L’employé posa un regard approbateur sur le crâne étincelant du client.
— Vous avez une superbe allure. Vous avez beaucoup rajeuni.
— Je vous rem-mercie, répondit sèchement Eraste Pétrovitch.
Il sortit dans la rue et plissa les paupières tant le soleil était féroce. Il n’en pouvait plus de cette chaleur !
Comme on pouvait le supposer, Timofeï Timofeïevitch se révéla un excellent chasseur de souris. Son compte rendu fut concis et précis.
— J’ai fait le tour des policiers réglant la circulation à tous les carrefours situés dans la direction où a filé la voiture des ravisseurs. Quelques factionnaires avaient été relevés, mais j’ai demandé qu’on les amène à mon bureau. Cela dit, je ne vais pas vous fatiguer avec des détails.
Choubine invita Fandorine à s’approcher du plan de la ville étalé sur la table.
— Une Delaunay beige est une voiture qui se remarque, aussi a-t-on réussi à reconstituer en partie son itinéraire. Après avoir traversé la place Kolioubakine, les criminels ont tourné vers la rue Nicolas-Ier, puis là ont pris à droite pour s’engager dans la rue de la Croix-Rouge, où ils ont failli renverser un piéton – le sergent de ville a donné un coup de sifflet alors qu’ils s’éloignaient déjà. Ensuite la Delaunay disparaît pendant un moment, jusqu’à ce qu’un factionnaire l’aperçoive de nouveau à un carrefour de la périphérie, ici, vous voyez ? Le véhicule roulait à vive allure sur la grand-route en direction du sud-ouest.

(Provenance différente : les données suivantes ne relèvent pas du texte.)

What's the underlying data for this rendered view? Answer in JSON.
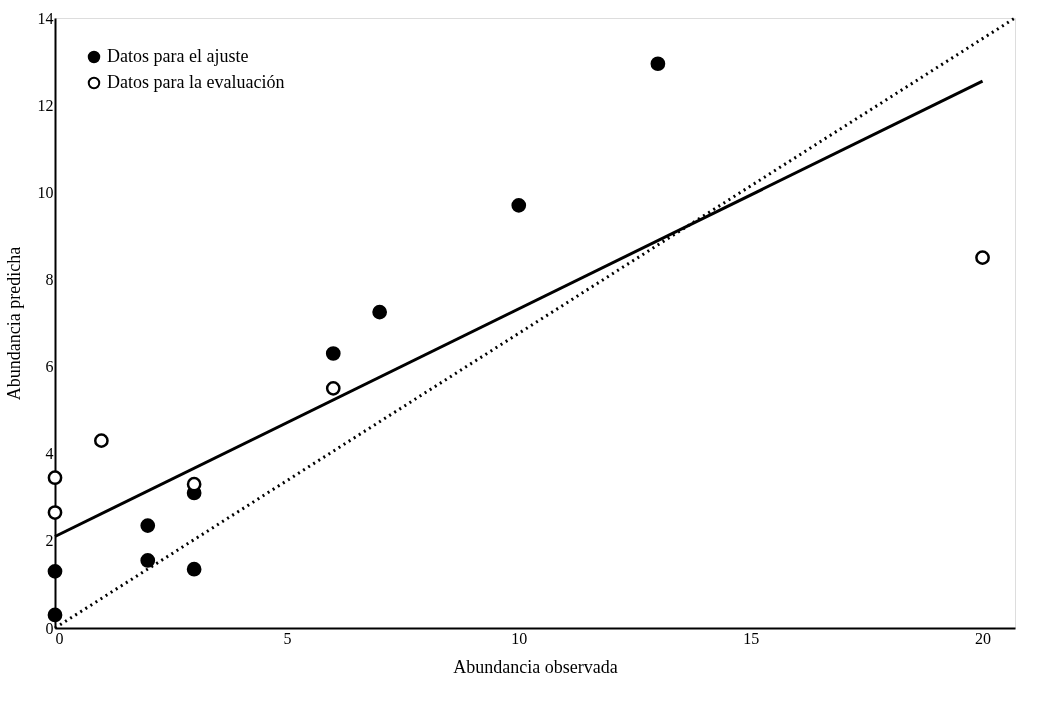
{
  "chart_data": {
    "type": "scatter",
    "xlabel": "Abundancia observada",
    "ylabel": "Abundancia predicha",
    "xlim": [
      0,
      20.7
    ],
    "ylim": [
      0,
      14
    ],
    "xticks": [
      0,
      5,
      10,
      15,
      20
    ],
    "yticks": [
      0,
      2,
      4,
      6,
      8,
      10,
      12,
      14
    ],
    "grid": false,
    "legend": "top left",
    "marker": "circle",
    "series": [
      {
        "name": "Datos para el ajuste",
        "color": "#000000",
        "x": [
          0,
          0,
          2,
          2,
          3,
          3,
          6,
          7,
          10,
          13
        ],
        "values": [
          0.3,
          1.3,
          1.55,
          2.35,
          1.35,
          3.1,
          6.3,
          7.25,
          9.7,
          12.95
        ]
      },
      {
        "name": "Datos para la evaluación",
        "color": "#ffffff",
        "x": [
          0,
          0,
          1,
          3,
          6,
          20
        ],
        "values": [
          2.65,
          3.45,
          4.3,
          3.3,
          5.5,
          8.5
        ]
      },
      {
        "type": "line",
        "color": "#000000",
        "marker": "none",
        "line_style": "solid",
        "x": [
          0,
          20
        ],
        "values": [
          2.1,
          12.55
        ]
      },
      {
        "type": "line",
        "color": "#000000",
        "marker": "none",
        "line_style": "dotted",
        "x": [
          0,
          20.7
        ],
        "values": [
          0,
          14
        ]
      }
    ]
  }
}
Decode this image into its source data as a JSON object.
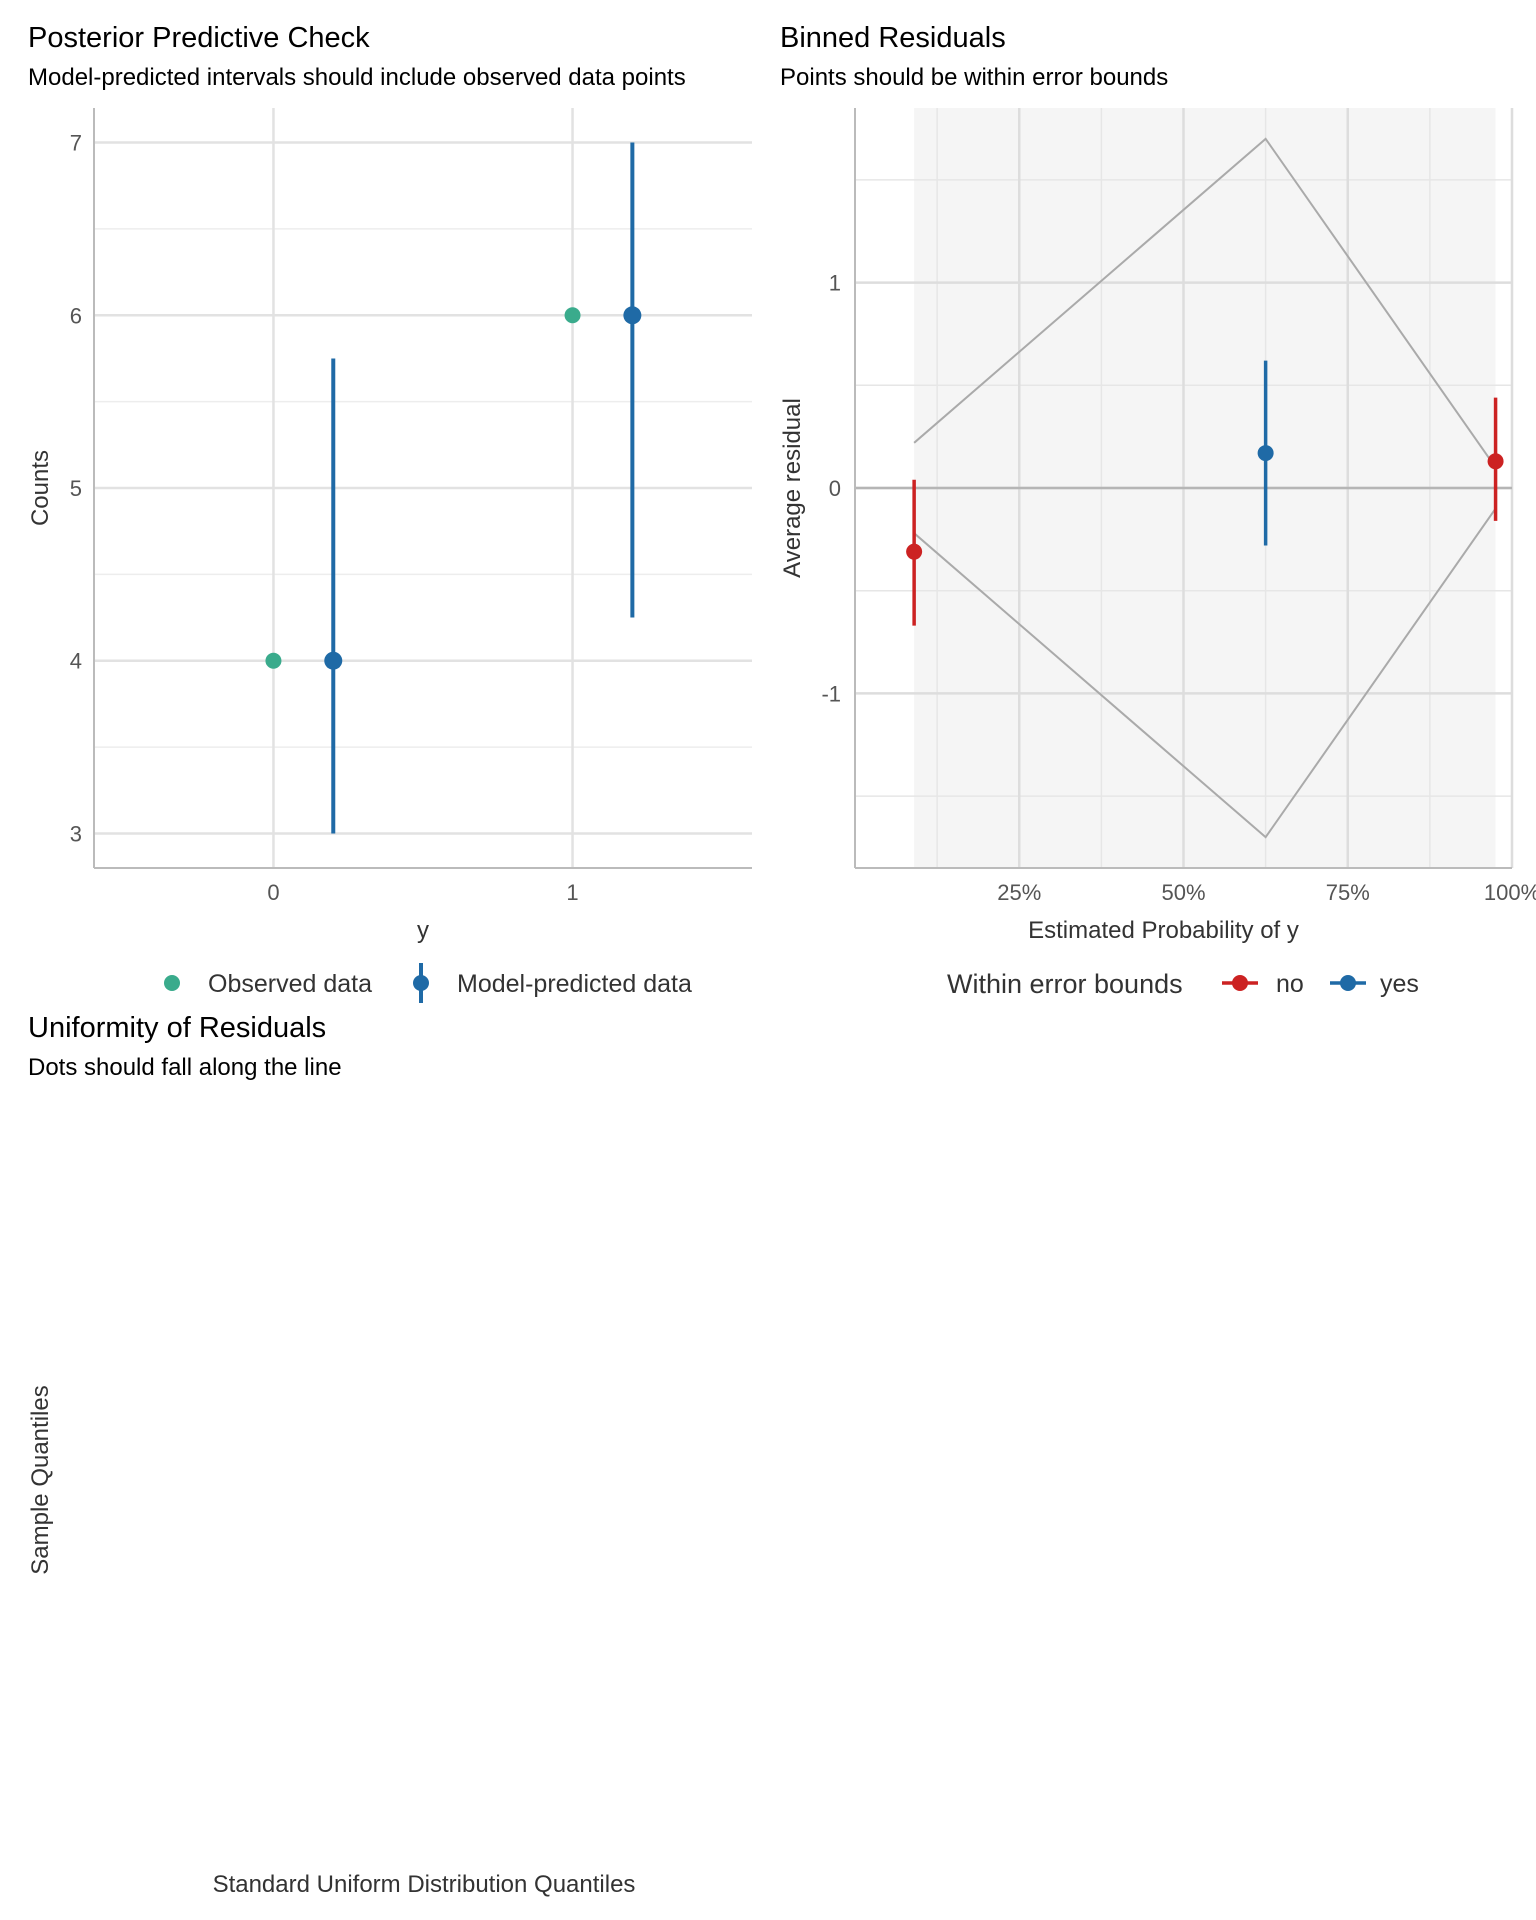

— Et qu’y a-t-il par là ? demanda Eraste Pétrovitch en voyant le doigt du lieutenant-colonel arriver à l’extrémité de la carte.
— Les champs de pétrole de Bibi-Heybat. Plus loin, le village de Puta, plus loin encore, Lankaran.
— Et puis aussi la Perse, l’Inde et l’Afrique, observa Fandorine avec une grimace. Ce n’est pas tellement consolant.
Le lieutenant-colonel sourit d’un air rusé.
— Attendez un peu. Je ne vous ai parlé pour l’instant que de l’automobile. Mais je suis allé également au central téléphonique. À neuf heures dix-sept le numéro de Mme Validbekova a été demandé depuis le bureau de poste et télégraphe de la rue Wrangel. C’est à deux pas du lieu de l’enlèvement. L’intermédiaire s’est personnellement assuré que l’opération avait réussi, puis est allé tout droit au téléphone public.
— L’un des employés est-il en mesure de décrire l’homme qui appelait ?
— Hélas. C’est un endroit très animé, surtout le matin.
— Nom de Dieu !
— Ne vous pressez pas d’invoquer le Seigneur ! dit en riant Choubine, qui lui-même à cet instant ressemblait plutôt au Malin. À neuf heures treize, autrement dit quatre minutes avant le coup de fil à Mme Validbekova, on avait téléphoné de la même cabine à l’abonné numéro 874. Les deux appels ont été payés par la même personne.
— Cela voudrait dire que l’observateur a d’abord informé quelqu’un de la prise d’otage, et ensuite seulement a c-contacté la mère ! Qu’est-ce que ce numéro 874 ?
— C’est celui du club motonautique de Chikhov. Vous savez où ça se trouve ?
Le lieutenant-colonel se pourlécha les lèvres, prenant ainsi tout à fait l’air d’un gros chat rassasié, puis ronronna :
— À côté de Bibi-Heybat.
— Tout ça sans autre p-précaution ? s’étonna Fandorine. Ils téléphonent, ils font leur rapport, ils emmènent le gosse. Sans se soucier de brouiller un peu mieux les pistes ?
— Et pourquoi se compliquer la vie ? Les criminels étaient certains que la Validbekova ne s’adresserait pas à la police. Comment auraient-ils pu savoir qu’une personne aussi compétente que vous s’intéresserait à l’affaire ?
Eraste Pétrovitch ne tint pas compte du compliment.